Before moving into Cisco’s enterprise voice group two years ago, Rosenberg said he was seeing SIP-based interconnects as a cost-reduction move among service providers, including MSOs. Within the business arena, however, SIP is moving closer to the end-user.
That arena has grown busier of the past few years. “Increasingly, communications is not just the PBX, and that’s it,” Rosenberg said. “You’ve got VoIP, IMS, presence, separate voice mail and conference meeting servers.”
The IT challenge for enterprises is interoperability, or plugging in endpoints from multiple vendors. “SIP has been the glue for some time,” Rosenberg said.
Rosenberg pointed to Avaya as a company that has pushed next-gen SIP for the enterprise.
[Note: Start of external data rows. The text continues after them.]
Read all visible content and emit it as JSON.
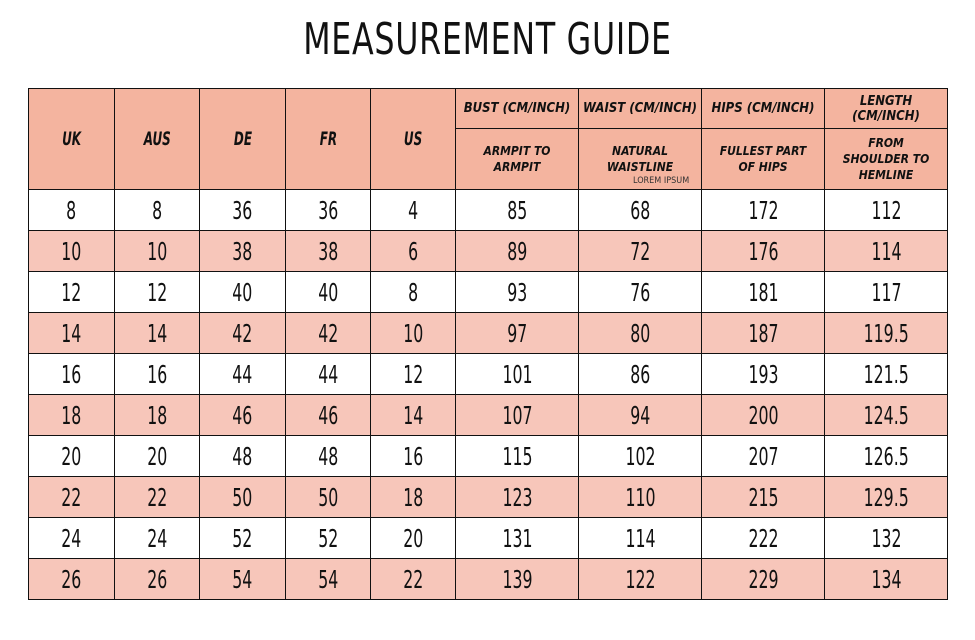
{
  "title": "MEASUREMENT GUIDE",
  "table": {
    "size_headers": [
      "UK",
      "AUS",
      "DE",
      "FR",
      "US"
    ],
    "measure_headers": [
      {
        "name": "BUST (CM/INCH)",
        "detail": "ARMPIT TO ARMPIT"
      },
      {
        "name": "WAIST (CM/INCH)",
        "detail": "NATURAL WAISTLINE"
      },
      {
        "name": "HIPS (CM/INCH)",
        "detail": "FULLEST PART OF HIPS"
      },
      {
        "name": "LENGTH (CM/INCH)",
        "detail": "FROM SHOULDER TO HEMLINE"
      }
    ],
    "note": "LOREM IPSUM",
    "rows": [
      [
        8,
        8,
        36,
        36,
        4,
        85,
        68,
        172,
        112
      ],
      [
        10,
        10,
        38,
        38,
        6,
        89,
        72,
        176,
        114
      ],
      [
        12,
        12,
        40,
        40,
        8,
        93,
        76,
        181,
        117
      ],
      [
        14,
        14,
        42,
        42,
        10,
        97,
        80,
        187,
        119.5
      ],
      [
        16,
        16,
        44,
        44,
        12,
        101,
        86,
        193,
        121.5
      ],
      [
        18,
        18,
        46,
        46,
        14,
        107,
        94,
        200,
        124.5
      ],
      [
        20,
        20,
        48,
        48,
        16,
        115,
        102,
        207,
        126.5
      ],
      [
        22,
        22,
        50,
        50,
        18,
        123,
        110,
        215,
        129.5
      ],
      [
        24,
        24,
        52,
        52,
        20,
        131,
        114,
        222,
        132
      ],
      [
        26,
        26,
        54,
        54,
        22,
        139,
        122,
        229,
        134
      ]
    ]
  }
}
At VoiceCon 2009, the company announced a “multi-vendor, multi-location, multi-modal” SIP-based architecture called Aura.
Another area of SIP enterprise growth is comparable to the interconnect applications among service providers. “SIP trunking is still early, but it’s on an uptick especially in the larger enterprise, (for instance) into centralized data servers,” he said.
(For more on SIP trunking for cable, click here.)
Within a network context, session border controllers (SBCs) are part of the reality of getting SIP in practice, Rosenberg also noted.
In a related research note posted last week at No Jitter, Zeus Kerravala, a Yankee Group VoIP analyst, expanded on this connection between SIP trunking and SBCs. “The biggest area of ‘low hanging fruit’ for this (SBC) market is in helping enterprises connect to SIP trunking providers.” (For more, click here.)
In light of SIP’s role as glue within an IMS framework, Rosenberg listed two additional drivers, both in the wireless space. First: Long-Term Evolution (LTE). Once LTE deployments actually happen, they “become a point of no return…(and) a driver for the core IMS.”
“Another is applying IMS to existing cellular circuit voice endpoints among the wireless carriers,” he said. “Take existing cell phones, put IMS on top of that, as a sort of transition-type technology.”